At least 13 African countries have enacted export restrictions since 2023, seeking to move up the value chain from raw mineral export to processed output. Morocco inaugurated its first lithium-ion battery materials manufacturing plant at Jorf Lasfar in 2025. The Africa Finance Corporation and the African Development Bank have financed the Lobito Corridor — a regional infrastructure network linking the DRC, Angola, and Zambia to global shipping lanes. These developments signal that Africa is not simply a supplier in the minerals story. It is increasingly a participant in the value chain.
What Serious Investment Looks Like
For institutional investors serious about critical minerals, Africa demands a particular kind of engagement. The standard playbook of financial modelling and due diligence is necessary but insufficient. What differentiates successful investors in African resource markets is the quality of their operating relationships, their understanding of jurisdictional nuance, and their ability to structure transactions in ways that align incentives across governments, communities, operators, and capital providers.
Projects in Namibia, Botswana, Rwanda, and parts of Zambia and Tanzania offer clear mining codes, investment protection treaties, and improving infrastructure. The common characterisation of African mining as uniquely risky obscures a more nuanced reality: the investors who are generating superior returns are doing so because they understood the market before others did, built the right partnerships, and structured their positions for the long term.
Capital deployed into mine-tied processing infrastructure, renewable energy solutions for remote operations, and supply chain logistics often generates returns that isolated extraction projects cannot match. The opportunity is not simply to participate in the minerals boom.

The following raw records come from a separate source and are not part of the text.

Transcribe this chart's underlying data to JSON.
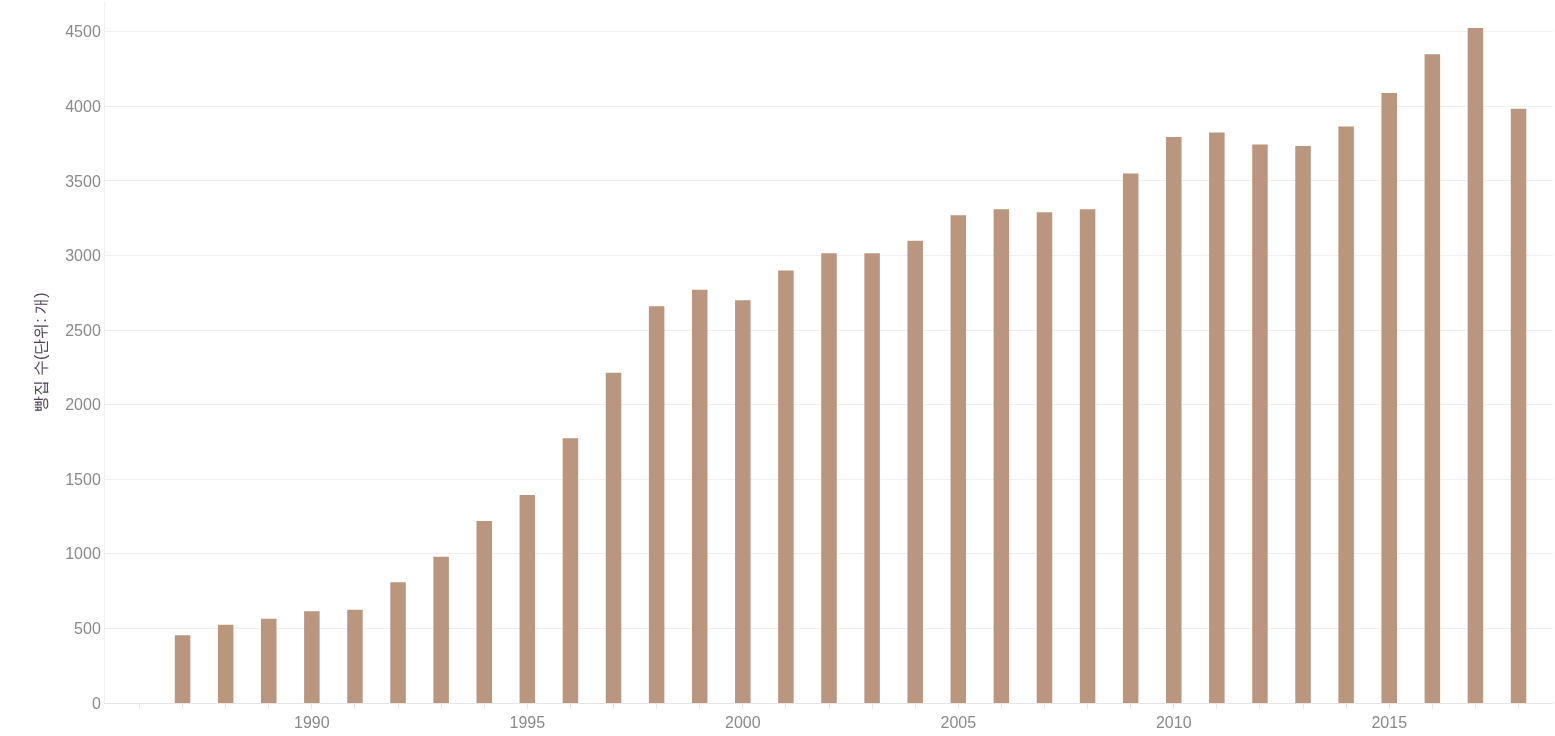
{
  "chart_data": {
    "type": "bar",
    "ylabel": "빵집 수(단위: 개)",
    "x": [
      1987,
      1988,
      1989,
      1990,
      1991,
      1992,
      1993,
      1994,
      1995,
      1996,
      1997,
      1998,
      1999,
      2000,
      2001,
      2002,
      2003,
      2004,
      2005,
      2006,
      2007,
      2008,
      2009,
      2010,
      2011,
      2012,
      2013,
      2014,
      2015,
      2016,
      2017,
      2018
    ],
    "values": [
      455,
      525,
      565,
      615,
      625,
      810,
      980,
      1220,
      1395,
      1775,
      2215,
      2660,
      2770,
      2700,
      2900,
      3015,
      3015,
      3100,
      3270,
      3310,
      3290,
      3310,
      3550,
      3795,
      3825,
      3745,
      3735,
      3865,
      4090,
      4350,
      4525,
      3985
    ],
    "color": "#bb967f",
    "xlim": [
      1985.2,
      2018.8
    ],
    "xticks": [
      {
        "value": 1986,
        "label": null
      },
      {
        "value": 1987,
        "label": null
      },
      {
        "value": 1988,
        "label": null
      },
      {
        "value": 1989,
        "label": null
      },
      1990,
      {
        "value": 1991,
        "label": null
      },
      {
        "value": 1992,
        "label": null
      },
      {
        "value": 1993,
        "label": null
      },
      {
        "value": 1994,
        "label": null
      },
      1995,
      {
        "value": 1996,
        "label": null
      },
      {
        "value": 1997,
        "label": null
      },
      {
        "value": 1998,
        "label": null
      },
      {
        "value": 1999,
        "label": null
      },
      2000,
      {
        "value": 2001,
        "label": null
      },
      {
        "value": 2002,
        "label": null
      },
      {
        "value": 2003,
        "label": null
      },
      {
        "value": 2004,
        "label": null
      },
      2005,
      {
        "value": 2006,
        "label": null
      },
      {
        "value": 2007,
        "label": null
      },
      {
        "value": 2008,
        "label": null
      },
      {
        "value": 2009,
        "label": null
      },
      2010,
      {
        "value": 2011,
        "label": null
      },
      {
        "value": 2012,
        "label": null
      },
      {
        "value": 2013,
        "label": null
      },
      {
        "value": 2014,
        "label": null
      },
      2015,
      {
        "value": 2016,
        "label": null
      },
      {
        "value": 2017,
        "label": null
      },
      {
        "value": 2018,
        "label": null
      }
    ],
    "ylim": [
      0,
      4700
    ],
    "yticks": [
      0,
      500,
      1000,
      1500,
      2000,
      2500,
      3000,
      3500,
      4000,
      4500
    ],
    "grid": "y"
  }
}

It is to own the infrastructure through which the boom flows.
Conclusion
The race for critical minerals is the defining resource story of the next two decades. The energy transition, the AI economy, and the defence modernisation programmes of every major power depend on reliable, diversified access to materials that are concentrated in Africa in quantities found nowhere else on earth.
For long-term investors who understand the continent, who have built the operational relationships and the capital structures to execute, Africa is not a frontier market in the pejorative sense. It is the most strategically important resource destination on the planet. The race begins here.